Lefebvre announces intention to retire in May PDF Print E-mail
Written by KIM SMITH DEDAM, Staff Writer   
Tuesday, April 17, 2007

RAY BROOK — After an encore two years of service, Adirondack Park Agency Executive Director Dick Lefebvre revealed today his plans to retire in May.
Lefebvre has held the post since August 2005, when he regained the helm of an agency under public scrutiny after allegations that staff had circulated inappropriate e-mail.
He has served a total 14 years on the APA Board, twice at its helm, a tenure nearly half the 30 years APA has been in existence.
First appointed by then Gov. Mario Cuomo to the board in 1993, he was made chairman by Gov. George Pataki in 1998.
Lefebvre considers the years of service an honor.
"During the 14 years that I have been involved, I believe a greater understanding has evolved for the agency's role, the needs of local governments and the importance of balanced decision-making," he said in a statement.
It was Lefebvre who initiated the annual Local Government Day conference 10 years ago, which convened again last month with more than 200 town and county leaders in attendance.
He has also kept an eye on agency operations.
APA staff spoke highly of Lefebvre's leadership in a statement issued Tuesday.
"Mindful of the increasing workload on staff, Mr. Lefebvre led a steady effort to increase budget and staffing. His efforts were rewarded with the passage of the 2007 state budget, as Governor Spitzer authorized additional resources to ensure the agency is adequately staffed for the challenges ahead."
Brian Houseal, executive director of the Adirondack Council, who has watched guardedly as Adirondack development adapts to environmental regulation, said Lefebvre has been of great service to the APA and to the Adirondack Park.
"He has calmed the waters at the agency. He has reached out to all concerned about land use in the park and listened to every side.
"There are many internal obstacles still to overcome," Houseal added. "There is work undone. Mr. Lefebvre would agree. We will miss him."
APA Board Chairman Dr. Ross Whaley expressed admiration for Lefebvre's ability to communicate.
"He's had a wonderful knack for bridging troubled waters. He continued his career as an educator while serving the Park Agency by simply chatting at a dinner with local folks, discussing policy with elected officials or lobbying state government to ensure that the needs of the Adirondack Park and its people were heard."
Whaley also suggested something of a Lefebvre legacy.
"Lefebvre has had a profound impact on the Adirondack Park. He has forged strong partnerships for the betterment of the park that will last long into the future. This is a special place, and it has benefited immensely from a very special person."

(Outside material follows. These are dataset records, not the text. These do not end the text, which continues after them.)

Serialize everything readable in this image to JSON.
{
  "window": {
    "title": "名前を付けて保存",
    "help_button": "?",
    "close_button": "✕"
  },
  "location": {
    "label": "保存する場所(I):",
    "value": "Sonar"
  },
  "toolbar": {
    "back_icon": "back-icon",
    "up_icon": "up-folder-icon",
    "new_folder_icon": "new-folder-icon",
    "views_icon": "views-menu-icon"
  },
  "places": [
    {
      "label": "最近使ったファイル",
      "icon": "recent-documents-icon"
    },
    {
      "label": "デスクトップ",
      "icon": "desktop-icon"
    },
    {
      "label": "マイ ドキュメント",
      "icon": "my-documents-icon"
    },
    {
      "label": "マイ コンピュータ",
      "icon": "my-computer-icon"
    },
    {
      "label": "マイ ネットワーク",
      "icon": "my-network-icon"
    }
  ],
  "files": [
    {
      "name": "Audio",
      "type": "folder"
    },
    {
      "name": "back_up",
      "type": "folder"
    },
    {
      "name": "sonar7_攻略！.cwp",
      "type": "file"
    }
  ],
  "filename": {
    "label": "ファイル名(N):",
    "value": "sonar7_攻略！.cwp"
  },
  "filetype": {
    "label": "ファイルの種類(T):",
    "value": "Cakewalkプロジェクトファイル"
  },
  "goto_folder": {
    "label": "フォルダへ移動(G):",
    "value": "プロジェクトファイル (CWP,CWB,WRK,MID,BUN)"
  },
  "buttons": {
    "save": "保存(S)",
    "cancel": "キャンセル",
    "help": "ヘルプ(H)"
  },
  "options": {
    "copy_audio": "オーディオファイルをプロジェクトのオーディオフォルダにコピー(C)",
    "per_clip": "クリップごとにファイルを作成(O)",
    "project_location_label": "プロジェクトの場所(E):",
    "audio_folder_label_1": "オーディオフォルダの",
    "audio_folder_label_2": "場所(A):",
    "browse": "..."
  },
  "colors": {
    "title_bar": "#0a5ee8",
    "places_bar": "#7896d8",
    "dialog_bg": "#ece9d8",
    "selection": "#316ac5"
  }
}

APA spokesman Keith McKeever said Lefebvre plans to retire after the agency's May meeting.
The APA will begin to look for a new executive director, a position appointed by the board.
"The deputy director (Mark Sengenberger) assumes the role in the meantime," McKeever said.
Lefebvre's departure opens what could be another round of changes at the park helm, since four-year board terms now held by Frank Mezzano and Katie Roberts are up for reappointment by Spitzer in June.
Whaley's tenure as chairman also ends June 30.
For his part, Lefebvre said he wants to spend more quality time with his wife, Gay, and their family in Caroga Lake, Fulton County.
"I am really looking forward to ice out and fishing with the grandchildren this spring."